JGrads helps connect students


While attending Dartmouth College, Michele Nudelman served as Vice President of programming for Hillel and helped create the Chabad on Campus chapter. After graduating from Dartmouth, she entered Washington University to receive a joint law and business school degree.

Nudelman, along with other law school students, attended Washington University Chabad on a weekly basis, but she noticed the lack of programming specifically for graduate students. Taking initiative to remedy the situation, she and Rabbi Hershey Novack, who directs Washington University’s Chabad on Campus, formed JGrads.


Now in its third year, the organization spread throughout graduate school campuses in St. Louis and offers graduate students and their young-adult peers specific Jewish programming distinct from those of undergraduate students. According to their mission, JGrads aims to successfully meet this need by providing social, educational, and spiritual opportunities to develop a sense of community.

JGrads’ leaders initially turned to technology to spread the word about their activities. The popular social networking Web site Facebook has helped the organization create a presence in St. Louis. “When we first started we were struggling to find 30 Facebook members,” says Nudelman. “Now, we have almost 200 members. It’s unbelievable how our membership has grown.”

Novack, the group’s advisor, also credits Facebook with helping JGrads grow. “Facebook lowers the barriers for participation. People can log on from the comfort of their own home at 4 a.m.” Nudelman feels that Facebook allows her to quickly communicate with their contingent. “We can quickly get feedback from our student leaders. Facebook allows us to reach out to a bunch of people at once. We can send out an event invitation two days in advance.”

Although the group relies heavily on Internet communication, the purpose of the group is all about personal connections. According to Novack, “there is a need for human interaction for people in graduate school in a substantive Jewish way.” He cautions however, “this is not just another singles event.”

Beca Sallen, the JGrads St.

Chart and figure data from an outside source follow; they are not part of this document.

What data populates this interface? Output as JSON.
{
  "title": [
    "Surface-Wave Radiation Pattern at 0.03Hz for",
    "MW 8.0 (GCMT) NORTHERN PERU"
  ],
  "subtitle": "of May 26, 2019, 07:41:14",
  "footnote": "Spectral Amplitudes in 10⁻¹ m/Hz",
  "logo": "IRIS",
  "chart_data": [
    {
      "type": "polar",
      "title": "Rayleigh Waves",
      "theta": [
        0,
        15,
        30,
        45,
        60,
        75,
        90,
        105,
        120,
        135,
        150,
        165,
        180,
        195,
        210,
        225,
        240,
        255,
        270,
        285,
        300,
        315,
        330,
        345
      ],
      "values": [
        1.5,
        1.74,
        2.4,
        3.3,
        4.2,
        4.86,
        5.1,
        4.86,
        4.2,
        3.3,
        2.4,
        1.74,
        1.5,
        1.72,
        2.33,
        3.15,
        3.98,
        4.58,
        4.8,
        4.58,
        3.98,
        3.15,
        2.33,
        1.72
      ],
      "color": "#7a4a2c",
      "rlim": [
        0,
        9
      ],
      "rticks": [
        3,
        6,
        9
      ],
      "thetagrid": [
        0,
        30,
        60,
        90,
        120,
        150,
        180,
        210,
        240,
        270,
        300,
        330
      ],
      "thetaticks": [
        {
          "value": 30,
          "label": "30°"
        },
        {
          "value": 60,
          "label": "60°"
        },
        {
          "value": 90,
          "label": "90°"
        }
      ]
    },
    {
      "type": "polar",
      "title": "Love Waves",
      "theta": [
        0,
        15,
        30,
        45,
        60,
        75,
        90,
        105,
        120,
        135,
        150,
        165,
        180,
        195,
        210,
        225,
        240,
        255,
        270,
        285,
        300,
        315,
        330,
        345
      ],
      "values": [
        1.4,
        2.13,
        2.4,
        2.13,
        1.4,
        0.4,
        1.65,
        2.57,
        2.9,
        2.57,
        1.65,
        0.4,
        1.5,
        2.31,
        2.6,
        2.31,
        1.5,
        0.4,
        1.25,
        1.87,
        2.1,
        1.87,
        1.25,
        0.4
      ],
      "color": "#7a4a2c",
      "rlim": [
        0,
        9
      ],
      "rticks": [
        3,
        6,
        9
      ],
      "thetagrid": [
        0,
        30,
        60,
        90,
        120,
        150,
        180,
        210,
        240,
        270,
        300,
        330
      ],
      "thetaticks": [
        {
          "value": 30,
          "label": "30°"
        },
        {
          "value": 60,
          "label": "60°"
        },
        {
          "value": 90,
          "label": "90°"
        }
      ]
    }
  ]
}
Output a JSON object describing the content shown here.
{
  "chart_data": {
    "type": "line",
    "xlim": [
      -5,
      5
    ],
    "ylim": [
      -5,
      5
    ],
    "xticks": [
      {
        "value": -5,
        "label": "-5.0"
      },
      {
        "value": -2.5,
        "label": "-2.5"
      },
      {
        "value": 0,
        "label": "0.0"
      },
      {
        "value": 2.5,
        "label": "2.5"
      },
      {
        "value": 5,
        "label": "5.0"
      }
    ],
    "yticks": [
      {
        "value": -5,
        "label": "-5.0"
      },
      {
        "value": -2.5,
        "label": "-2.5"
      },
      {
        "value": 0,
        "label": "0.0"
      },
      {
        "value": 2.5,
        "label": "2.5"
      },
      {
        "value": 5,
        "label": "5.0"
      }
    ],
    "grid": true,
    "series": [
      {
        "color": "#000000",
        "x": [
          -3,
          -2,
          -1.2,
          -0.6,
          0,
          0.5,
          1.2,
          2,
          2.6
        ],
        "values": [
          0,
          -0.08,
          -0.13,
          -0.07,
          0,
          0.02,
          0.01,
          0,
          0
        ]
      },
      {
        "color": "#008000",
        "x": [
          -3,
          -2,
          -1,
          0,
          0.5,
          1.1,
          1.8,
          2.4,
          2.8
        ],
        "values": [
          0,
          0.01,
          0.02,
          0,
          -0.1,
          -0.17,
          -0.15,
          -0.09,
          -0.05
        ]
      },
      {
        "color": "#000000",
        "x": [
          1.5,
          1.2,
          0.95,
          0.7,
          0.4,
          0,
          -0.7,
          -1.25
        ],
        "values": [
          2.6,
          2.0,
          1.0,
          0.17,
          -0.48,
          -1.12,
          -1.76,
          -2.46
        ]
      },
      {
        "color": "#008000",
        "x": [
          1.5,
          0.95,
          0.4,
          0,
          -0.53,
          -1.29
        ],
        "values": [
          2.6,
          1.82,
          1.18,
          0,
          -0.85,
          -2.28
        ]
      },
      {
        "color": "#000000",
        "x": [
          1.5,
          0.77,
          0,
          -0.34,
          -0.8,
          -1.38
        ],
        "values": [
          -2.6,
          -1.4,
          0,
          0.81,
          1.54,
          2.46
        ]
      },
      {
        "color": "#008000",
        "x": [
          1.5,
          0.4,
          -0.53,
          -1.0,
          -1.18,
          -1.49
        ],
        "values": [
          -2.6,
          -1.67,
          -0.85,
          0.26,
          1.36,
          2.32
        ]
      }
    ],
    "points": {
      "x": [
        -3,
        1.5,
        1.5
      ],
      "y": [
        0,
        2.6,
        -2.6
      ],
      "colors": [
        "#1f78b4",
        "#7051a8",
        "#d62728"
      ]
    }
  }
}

Louis University (SLU) representative, agrees. “At a Jesuit university it would be harder to keep your Jewish identity if not for JGrads. It’s important at SLU for the few Jewish students to get to know people at other schools and get in touch with the Jewish community.”

Washington University third-year law student Natalie Benhamou, who also serves as president of her school’s Jewish Legal Society, also takes advantage of the opportunities JGrads provides. “Grad students are typically departmentalized in our area of study. Now we can participate in activities without being mixed in with undergraduate students,” she says. “I have the chance to mingle and meet other people outside my program. I can network with people who have gone through what I’m going through.”

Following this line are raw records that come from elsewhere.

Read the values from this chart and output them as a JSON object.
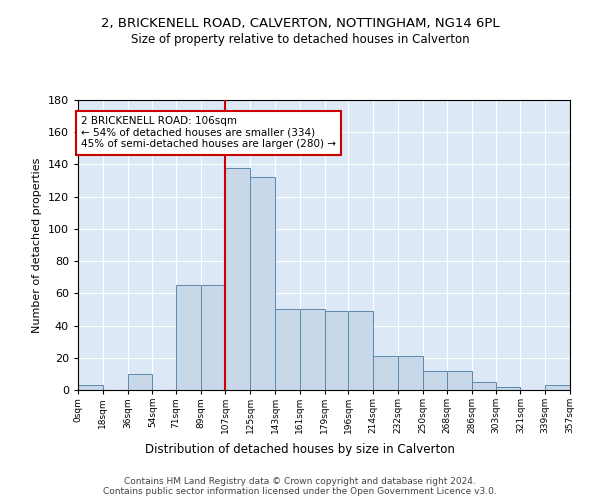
{
  "title": "2, BRICKENELL ROAD, CALVERTON, NOTTINGHAM, NG14 6PL",
  "subtitle": "Size of property relative to detached houses in Calverton",
  "xlabel": "Distribution of detached houses by size in Calverton",
  "ylabel": "Number of detached properties",
  "bin_edges": [
    0,
    18,
    36,
    54,
    71,
    89,
    107,
    125,
    143,
    161,
    179,
    196,
    214,
    232,
    250,
    268,
    286,
    303,
    321,
    339,
    357
  ],
  "bar_heights": [
    3,
    0,
    10,
    0,
    65,
    65,
    138,
    132,
    50,
    50,
    49,
    49,
    21,
    21,
    12,
    12,
    5,
    2,
    0,
    3
  ],
  "bin_labels": [
    "0sqm",
    "18sqm",
    "36sqm",
    "54sqm",
    "71sqm",
    "89sqm",
    "107sqm",
    "125sqm",
    "143sqm",
    "161sqm",
    "179sqm",
    "196sqm",
    "214sqm",
    "232sqm",
    "250sqm",
    "268sqm",
    "286sqm",
    "303sqm",
    "321sqm",
    "339sqm",
    "357sqm"
  ],
  "bar_color": "#c8d8e8",
  "bar_edge_color": "#5b8ab0",
  "vline_x": 107,
  "vline_color": "#cc0000",
  "annotation_text": "2 BRICKENELL ROAD: 106sqm\n← 54% of detached houses are smaller (334)\n45% of semi-detached houses are larger (280) →",
  "annotation_box_color": "#ffffff",
  "annotation_box_edge": "#cc0000",
  "ylim": [
    0,
    180
  ],
  "yticks": [
    0,
    20,
    40,
    60,
    80,
    100,
    120,
    140,
    160,
    180
  ],
  "bg_color": "#dce8f5",
  "footer1": "Contains HM Land Registry data © Crown copyright and database right 2024.",
  "footer2": "Contains public sector information licensed under the Open Government Licence v3.0."
}
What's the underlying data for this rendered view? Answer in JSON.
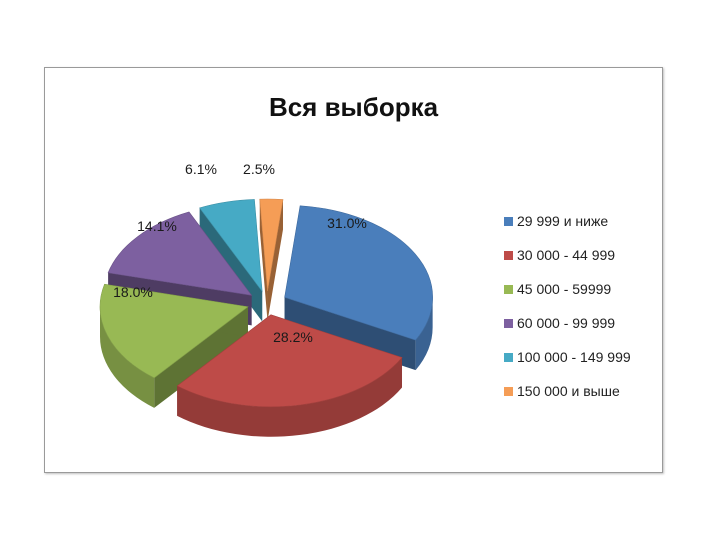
{
  "chart_data": {
    "type": "pie",
    "title": "Вся выборка",
    "three_d": true,
    "exploded": true,
    "legend_position": "right",
    "categories": [
      "29 999 и ниже",
      "30 000 - 44 999",
      "45 000 - 59999",
      "60 000 - 99 999",
      "100 000 - 149 999",
      "150 000 и выше"
    ],
    "values": [
      31.0,
      28.2,
      18.0,
      14.1,
      6.1,
      2.5
    ],
    "labels": [
      "31.0%",
      "28.2%",
      "18.0%",
      "14.1%",
      "6.1%",
      "2.5%"
    ],
    "colors": [
      "#4A7EBB",
      "#BE4B48",
      "#98B954",
      "#7D60A0",
      "#46AAC5",
      "#F59D56"
    ]
  }
}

Nudelman welcomes participants from across the city. “Graduate students from many schools have the opportunity to see what’s going on at each campus more broadly. People from other schools who get involved will bring new ideas and that’s what makes an organization better and more likely to last.”

As president of JGrads, Nudelman collaborates with Novack to create programming suitable for area graduate students. Novack recognizes her contribution, as well as the other students involved in the organization. “The student leaders are an inspiration. They collaborate effectively for the common good and they give me hope for the Jewish future,” Novack says. “The students are ambitious and have a lot of other priorities, and they come together from different backgrounds and make contributions to the community.”

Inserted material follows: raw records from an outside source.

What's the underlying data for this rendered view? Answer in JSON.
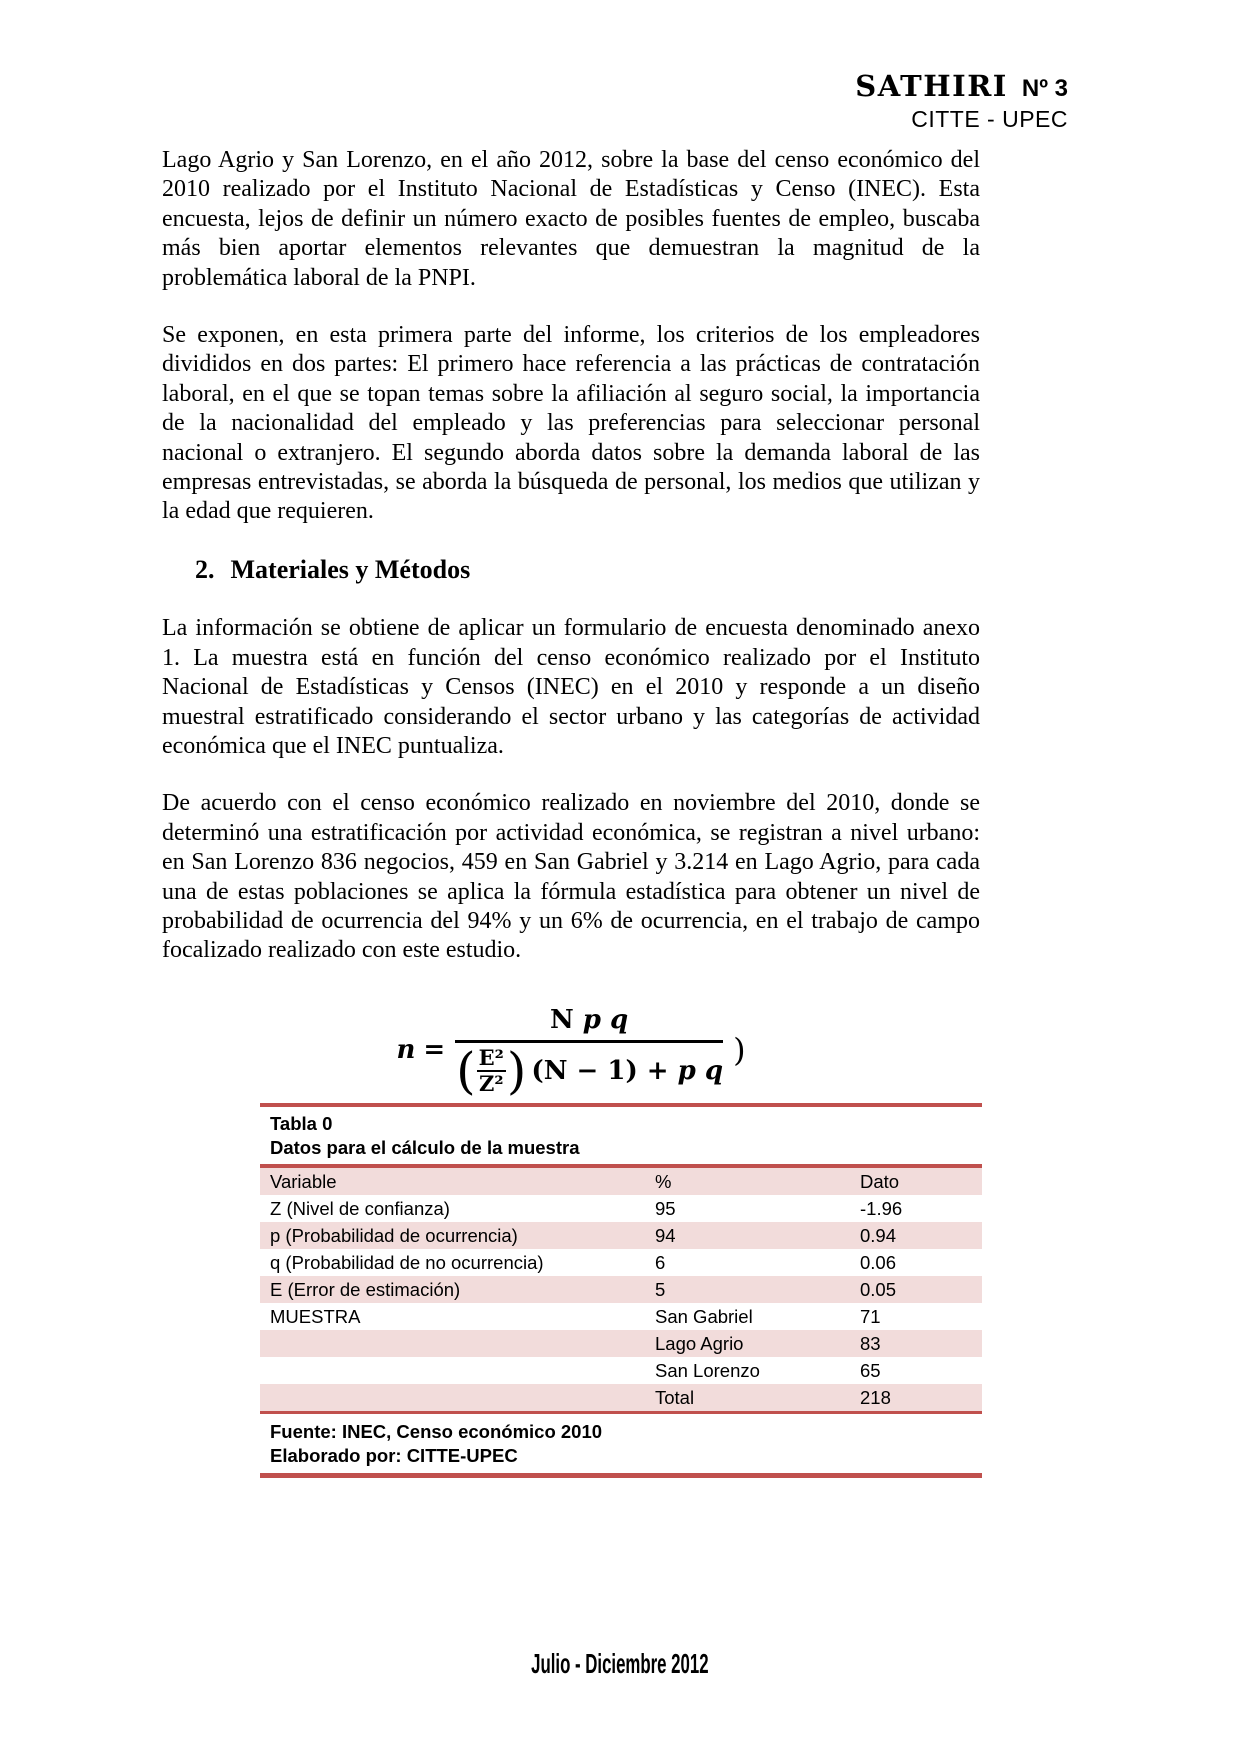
{
  "header": {
    "journal": "SATHIRI",
    "issue": "Nº 3",
    "subtitle": "CITTE - UPEC"
  },
  "body": {
    "paragraph_1": "Lago Agrio y San Lorenzo, en el año 2012, sobre la base del censo económico del 2010 realizado por el Instituto Nacional de Estadísticas y Censo (INEC). Esta encuesta, lejos de definir un número exacto de posibles fuentes de empleo, buscaba más bien aportar elementos relevantes que demuestran la magnitud de la problemática laboral de la PNPI.",
    "paragraph_2": "Se exponen, en esta primera parte del informe, los criterios de los empleadores divididos en dos partes: El primero hace referencia a las prácticas de contratación laboral, en el que se topan temas sobre la afiliación al seguro social, la importancia de la nacionalidad del empleado y las preferencias para seleccionar personal nacional o extranjero. El segundo aborda datos sobre la demanda laboral de las empresas entrevistadas, se aborda la búsqueda de personal, los medios que utilizan y la edad que requieren.",
    "heading": {
      "number": "2.",
      "title": "Materiales y Métodos"
    },
    "paragraph_3": "La información se obtiene de aplicar un formulario de encuesta denominado anexo 1. La muestra está en función del censo económico realizado por el Instituto Nacional de Estadísticas y Censos (INEC) en el 2010 y responde a un diseño muestral estratificado considerando el sector urbano y las categorías de actividad económica que el INEC puntualiza.",
    "paragraph_4": "De acuerdo con el censo económico realizado en noviembre del 2010, donde se determinó una estratificación por actividad económica, se registran a nivel urbano: en San Lorenzo 836 negocios, 459 en San Gabriel y 3.214 en Lago Agrio, para cada una de estas poblaciones se aplica la fórmula estadística para obtener un nivel de probabilidad de ocurrencia del 94% y un 6% de ocurrencia, en el trabajo de campo focalizado realizado con este estudio."
  },
  "formula": {
    "variable": "n",
    "equals": "=",
    "numerator_N": "N",
    "numerator_pq": "p q",
    "open_paren": "(",
    "inner_top": "E²",
    "inner_bottom": "Z²",
    "close_paren": ")",
    "den_tail": "(N − 1) + ",
    "den_pq": "p q",
    "trailing_paren": ")"
  },
  "table": {
    "label": "Tabla 0",
    "title": "Datos para el cálculo de la muestra",
    "columns": [
      "Variable",
      "%",
      "Dato"
    ],
    "rows": [
      {
        "c1": "Z (Nivel de confianza)",
        "c2": "95",
        "c3": "-1.96",
        "shaded": false,
        "b1": true,
        "b2": true,
        "b3": true
      },
      {
        "c1": "p (Probabilidad de ocurrencia)",
        "c2": "94",
        "c3": "0.94",
        "shaded": true,
        "b1": false,
        "b2": false,
        "b3": false
      },
      {
        "c1": "q (Probabilidad de no ocurrencia)",
        "c2": "6",
        "c3": "0.06",
        "shaded": false,
        "b1": true,
        "b2": true,
        "b3": true
      },
      {
        "c1": "E (Error de estimación)",
        "c2": "5",
        "c3": "0.05",
        "shaded": true,
        "b1": false,
        "b2": false,
        "b3": false
      },
      {
        "c1": "MUESTRA",
        "c2": "San Gabriel",
        "c3": "71",
        "shaded": false,
        "b1": true,
        "b2": true,
        "b3": true
      },
      {
        "c1": "",
        "c2": "Lago Agrio",
        "c3": "83",
        "shaded": true,
        "b1": false,
        "b2": false,
        "b3": false
      },
      {
        "c1": "",
        "c2": "San Lorenzo",
        "c3": "65",
        "shaded": false,
        "b1": true,
        "b2": true,
        "b3": true
      },
      {
        "c1": "",
        "c2": "Total",
        "c3": "218",
        "shaded": true,
        "b1": false,
        "b2": true,
        "b3": false
      }
    ],
    "source_note": "Fuente: INEC, Censo económico 2010",
    "elaborated_note": "Elaborado por: CITTE-UPEC",
    "accent_color": "#C0504D",
    "band_color": "#F2DCDB"
  },
  "footer": {
    "date_range": "Julio - Diciembre 2012"
  }
}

The student leaders pack the calendar with events which include monthly Shabbat dinners, an annual Purim party, ethics seminars, a speaker series, and working to raise recognition at campuses about the High Holidays, Hanukkah, and Passover. Each of these events resonates with JGrads members.

Benhamou is thankful for the High Holiday services. “That is the most meaningful aspect of the JGrads program that I participate in,” she feels. “The organization creates a community for those who observe the holidays away from home.”

Novack remains excited about the organization’s future. “This group of students in our community represents great potential. I’m privileged to be at the forefront of developing a community agency to harness some of this energy in a Jewish way.”

In the future, Novack hopes to strengthen partnerships with organizations such as Hillel and birthright israel, and to further explore community service opportunities within the St. Louis area.

As the St. Louis graduate student population is transient, the organization is constantly evolving. “There’s a hint of sadness for the Jewish community at every graduation,” says Novack. “We need to find ways to keep some of these incredibly talented young people in St. Louis for the long-term.” Nudelman plans to move to New York upon completing her graduate education, but leaves a legacy with JGrads. “I hope that JGrads continues to grow and serve the needs of students in St. Louis. It was such an important part of my experience and I hope it will be for others.”